"Que des voisins depuis toujours finissent par te faire ça...", se lamente Maria, serveuse dans un café, qui refuse de donner son nom dans une ville où tous se connaissent.
Les langues ne se délient guère que sous couvert de l'anonymat et la crispation était palpable après une journée d'arrestations marquée aussi par les perquisitions, sous le regard des villageois menées par de policiers portant des cagoules.
Elles se succèdent depuis que deux attentats ont ensanglanté jeudi Barcelone, à une centaine de kilomètres au sud, et quelques heures plus tard Cambrils, une station balnéaire catalane.
Deux voitures, lancées à vive allure contre des piétons y ont fait 14 morts et plus de 120 blessés.
Une nouvelle perquisition a eu lieu samedi pendant deux heures dans l'appartement d'un imam de Ripoll, d'après son colocataire, Nourddem, qui refuse de donner son nom de famille à l'AFP. "La dernière fois que je l'ai vu (l'imam) c'était mardi et il m'a dit qu'il allait voir sa femme au Maroc", assure Nourddem.
D'après El Pais qui cite des sources policières, l'imam pourrait être un des morts de l'explosion d'une maison, mercredi soir à Alcanar, dans l'extrême-sud de la Catalogne.
Ripoll attire aussi en hiver des skieurs sur la route des Pyrénées mais en été, le calme permet d'y écouter couler l'eau de la rivière qui la traverse, le Ter.
Buveurs de bière
La localité, fière de son statut de ville historique, avec un imposant monastère du IXe siècle, aurait aussi abrité au moins sept des douze suspects qui pourraient être impliqués dans les attentats: des jeunes de nationalité marocaine pour certains nés ici, de parents venus du Maroc.
Moussa Oukabir, 17 ans, né à Ripoll mais Marocain, son voisin d'immeuble Mohamed Hychami, de 24 ans, né à Mrirt, et Said Aallaa, de 18 ans, né à Naour au Maroc, sont tous morts dans la nuit de jeudi à vendredi après avoir lancé à toute allure une Audi A3 sur la promenade de la station balnéaire de Cambrils. La voiture s'est encastrée contre un véhicule de la police et un policier les a abattus.
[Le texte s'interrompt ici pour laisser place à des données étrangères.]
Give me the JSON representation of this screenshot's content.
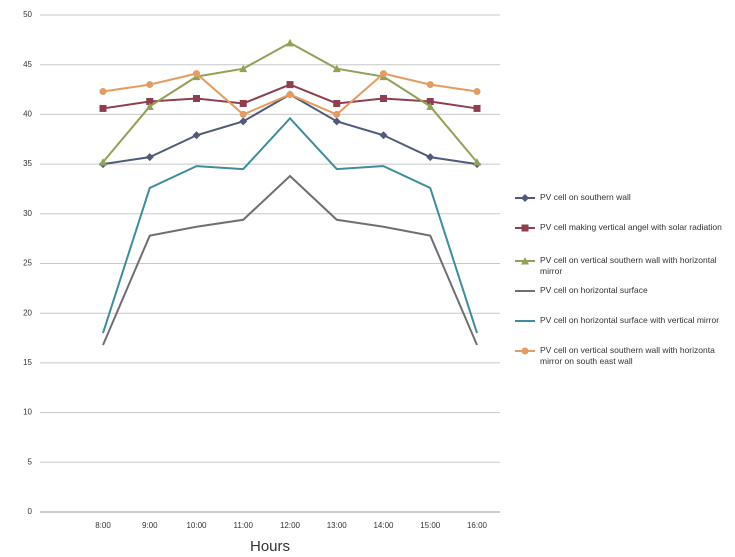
{
  "chart_data": {
    "type": "line",
    "x_label": "Hours",
    "categories": [
      "8:00",
      "9:00",
      "10:00",
      "11:00",
      "12:00",
      "13:00",
      "14:00",
      "15:00",
      "16:00"
    ],
    "series": [
      {
        "name": "PV cell on southern wall",
        "color": "#4f5b78",
        "marker": "diamond",
        "values": [
          35,
          35.7,
          37.9,
          39.3,
          42,
          39.3,
          37.9,
          35.7,
          35
        ]
      },
      {
        "name": "PV cell making vertical angel with solar radiation",
        "color": "#8e3f4f",
        "marker": "square",
        "values": [
          40.6,
          41.3,
          41.6,
          41.1,
          43,
          41.1,
          41.6,
          41.3,
          40.6
        ]
      },
      {
        "name": "PV cell on vertical southern wall with horizontal mirror",
        "color": "#8fa256",
        "marker": "triangle",
        "values": [
          35.2,
          40.8,
          43.8,
          44.6,
          47.2,
          44.6,
          43.8,
          40.8,
          35.2
        ]
      },
      {
        "name": "PV cell on horizontal surface",
        "color": "#6f6f73",
        "marker": "none",
        "values": [
          16.8,
          27.8,
          28.7,
          29.4,
          33.8,
          29.4,
          28.7,
          27.8,
          16.8
        ]
      },
      {
        "name": "PV cell on horizontal surface with vertical mirror",
        "color": "#3e8c9c",
        "marker": "none",
        "values": [
          18,
          32.6,
          34.8,
          34.5,
          39.6,
          34.5,
          34.8,
          32.6,
          18
        ]
      },
      {
        "name": "PV cell on vertical southern wall with horizonta mirror on south east wall",
        "color": "#e39c62",
        "marker": "circle",
        "values": [
          42.3,
          43,
          44.1,
          40,
          42,
          40,
          44.1,
          43,
          42.3
        ]
      }
    ],
    "ylim": [
      0,
      50
    ],
    "yticks": [
      0,
      5,
      10,
      15,
      20,
      25,
      30,
      35,
      40,
      45,
      50
    ],
    "grid": true
  }
}
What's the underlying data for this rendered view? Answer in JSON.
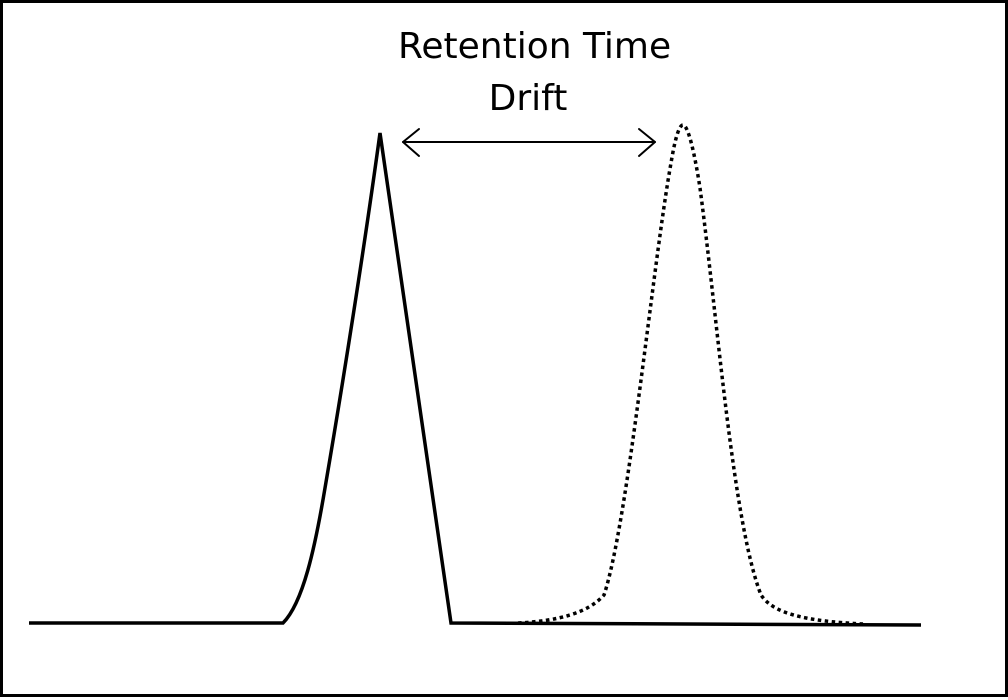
{
  "diagram": {
    "label_line1": "Retention Time",
    "label_line2": "Drift",
    "colors": {
      "stroke": "#000000",
      "background": "#ffffff"
    }
  }
}
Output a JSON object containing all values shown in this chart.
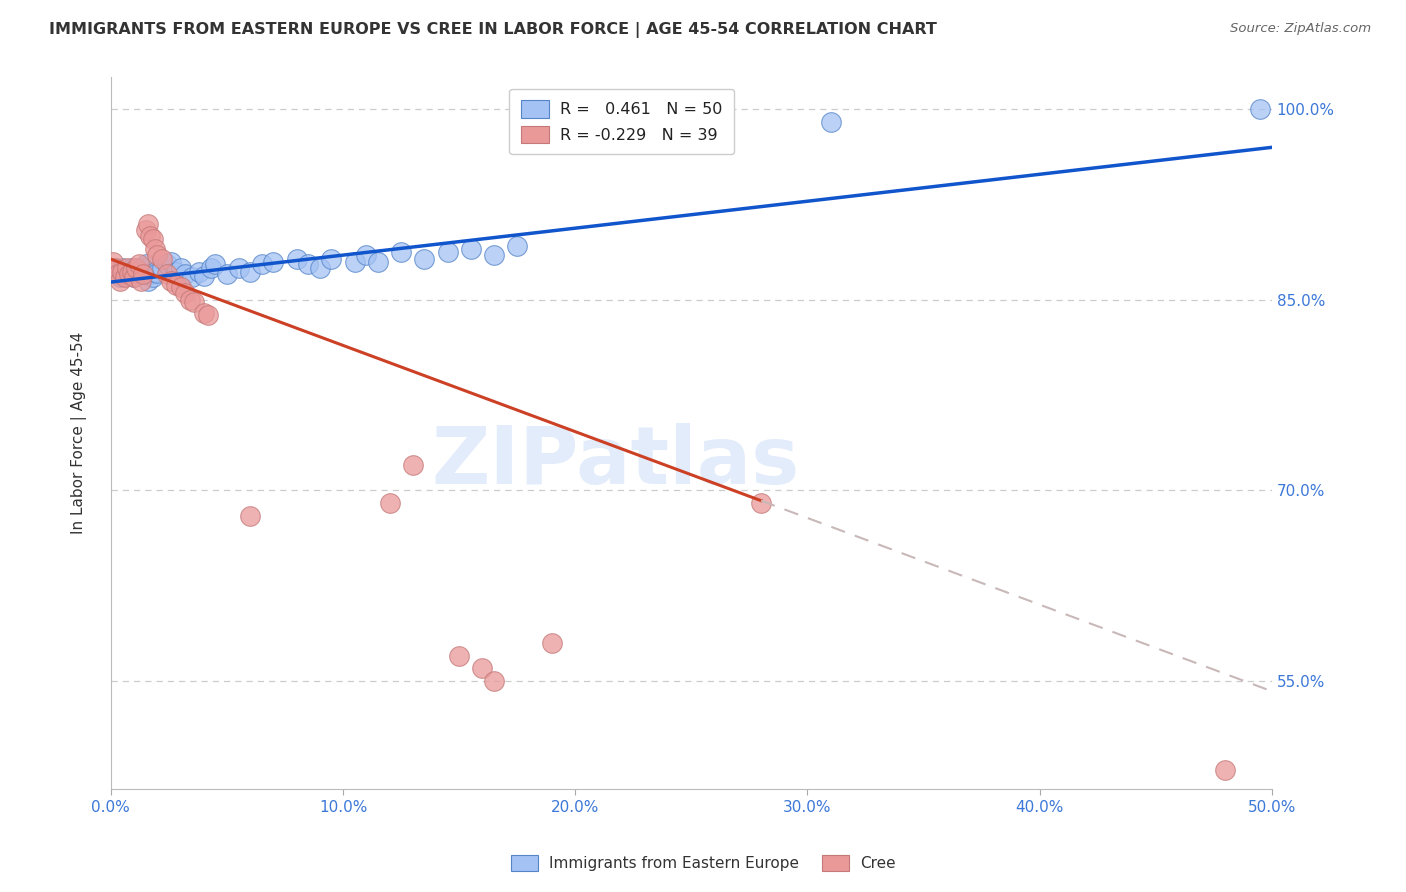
{
  "title": "IMMIGRANTS FROM EASTERN EUROPE VS CREE IN LABOR FORCE | AGE 45-54 CORRELATION CHART",
  "source_text": "Source: ZipAtlas.com",
  "ylabel": "In Labor Force | Age 45-54",
  "xlim": [
    0.0,
    0.5
  ],
  "ylim": [
    0.465,
    1.025
  ],
  "ytick_values": [
    0.55,
    0.7,
    0.85,
    1.0
  ],
  "xtick_values": [
    0.0,
    0.1,
    0.2,
    0.3,
    0.4,
    0.5
  ],
  "legend1_label": "R =   0.461   N = 50",
  "legend2_label": "R = -0.229   N = 39",
  "legend1_fill": "#a4c2f4",
  "legend2_fill": "#ea9999",
  "trend1_color": "#1155cc",
  "trend2_solid_color": "#cc4125",
  "trend2_dash_color": "#c9b8b8",
  "watermark_text": "ZIPatlas",
  "blue_dots": [
    [
      0.001,
      0.872
    ],
    [
      0.003,
      0.871
    ],
    [
      0.004,
      0.868
    ],
    [
      0.005,
      0.875
    ],
    [
      0.006,
      0.87
    ],
    [
      0.007,
      0.869
    ],
    [
      0.008,
      0.872
    ],
    [
      0.009,
      0.875
    ],
    [
      0.01,
      0.868
    ],
    [
      0.011,
      0.874
    ],
    [
      0.012,
      0.87
    ],
    [
      0.013,
      0.872
    ],
    [
      0.014,
      0.875
    ],
    [
      0.015,
      0.878
    ],
    [
      0.016,
      0.865
    ],
    [
      0.017,
      0.87
    ],
    [
      0.018,
      0.868
    ],
    [
      0.019,
      0.872
    ],
    [
      0.02,
      0.871
    ],
    [
      0.022,
      0.875
    ],
    [
      0.024,
      0.878
    ],
    [
      0.026,
      0.88
    ],
    [
      0.028,
      0.872
    ],
    [
      0.03,
      0.875
    ],
    [
      0.032,
      0.87
    ],
    [
      0.035,
      0.868
    ],
    [
      0.038,
      0.872
    ],
    [
      0.04,
      0.869
    ],
    [
      0.043,
      0.875
    ],
    [
      0.045,
      0.878
    ],
    [
      0.05,
      0.87
    ],
    [
      0.055,
      0.875
    ],
    [
      0.06,
      0.872
    ],
    [
      0.065,
      0.878
    ],
    [
      0.07,
      0.88
    ],
    [
      0.08,
      0.882
    ],
    [
      0.085,
      0.878
    ],
    [
      0.09,
      0.875
    ],
    [
      0.095,
      0.882
    ],
    [
      0.105,
      0.88
    ],
    [
      0.11,
      0.885
    ],
    [
      0.115,
      0.88
    ],
    [
      0.125,
      0.888
    ],
    [
      0.135,
      0.882
    ],
    [
      0.145,
      0.888
    ],
    [
      0.155,
      0.89
    ],
    [
      0.165,
      0.885
    ],
    [
      0.175,
      0.892
    ],
    [
      0.31,
      0.99
    ],
    [
      0.495,
      1.0
    ]
  ],
  "pink_dots": [
    [
      0.001,
      0.88
    ],
    [
      0.002,
      0.875
    ],
    [
      0.003,
      0.87
    ],
    [
      0.004,
      0.865
    ],
    [
      0.005,
      0.872
    ],
    [
      0.006,
      0.868
    ],
    [
      0.007,
      0.875
    ],
    [
      0.008,
      0.87
    ],
    [
      0.009,
      0.872
    ],
    [
      0.01,
      0.868
    ],
    [
      0.011,
      0.875
    ],
    [
      0.012,
      0.878
    ],
    [
      0.013,
      0.865
    ],
    [
      0.014,
      0.87
    ],
    [
      0.015,
      0.905
    ],
    [
      0.016,
      0.91
    ],
    [
      0.017,
      0.9
    ],
    [
      0.018,
      0.898
    ],
    [
      0.019,
      0.89
    ],
    [
      0.02,
      0.885
    ],
    [
      0.022,
      0.882
    ],
    [
      0.024,
      0.87
    ],
    [
      0.026,
      0.865
    ],
    [
      0.028,
      0.862
    ],
    [
      0.03,
      0.86
    ],
    [
      0.032,
      0.855
    ],
    [
      0.034,
      0.85
    ],
    [
      0.036,
      0.848
    ],
    [
      0.04,
      0.84
    ],
    [
      0.042,
      0.838
    ],
    [
      0.06,
      0.68
    ],
    [
      0.12,
      0.69
    ],
    [
      0.13,
      0.72
    ],
    [
      0.15,
      0.57
    ],
    [
      0.16,
      0.56
    ],
    [
      0.165,
      0.55
    ],
    [
      0.19,
      0.58
    ],
    [
      0.28,
      0.69
    ],
    [
      0.48,
      0.48
    ]
  ],
  "trend1_endpoints": [
    [
      0.0,
      0.864
    ],
    [
      0.5,
      0.97
    ]
  ],
  "trend2_solid_endpoints": [
    [
      0.0,
      0.882
    ],
    [
      0.28,
      0.692
    ]
  ],
  "trend2_dash_endpoints": [
    [
      0.28,
      0.692
    ],
    [
      0.5,
      0.542
    ]
  ]
}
Au moins quatre personnes sont par ailleurs en garde à vue: dont des habitants du village et un homme de Melilla, enclave espagnole en Afrique du nord.
Un serveur assure en avoir croisé certains et leur avoir même "servi de la bière", à de nombreuses reprises. Le client d'un autre café, Albert Batlle, n'en revient pas, assurant qu'il avait toujours cru que ces choses n'arrivaient qu'aux autres.
Et dans l'immeuble d'un des présumés terroristes, une famille pleure. Yamila, une voisine qui a accepté de parler à une journaliste de l'AFP, assure que Said Aala, leur fils, était un jeune bien et travailleur. "Un ami l'appelé jeudi à 15h00 et il est parti faire un tour", dit-elle. C'était deux heures avant l'attentat de Barcelone.
Dans le village on parle de radicalisation récente de ces hommes, de jeune filles qui se voilent davantage et de certains habitants devenus plus religieux et de moins en moins sociables.
Des recherches dans la presse locale montrent une polémique autour d'une nouvelle mosquée, en 2008, et plus récemment une tribune dans un quotidien local en ligne se plaignant "d'insultes" à l'égard des musulmans mais aussi de la nécessité que l'exécutif de Catalogne "contrôle davantage la parole de certains imams qui prêchent lors du ramadan".
"Celui qui connaît les Maghrébins ne s'étonne pas", s'écrie un homme d'une soixantaine d'années. "Tu ne peux pas parler comme ça, ils ne sont pas tous pareils", lui répond une femme.
La dame n'était autre qu'une voisine d'un autre terroriste présumé Moussa Oukabir, né ici, de parents Marocains. Son frère aîné Driss, qui a été arrêté, "était bien élevé", assure-t-elle.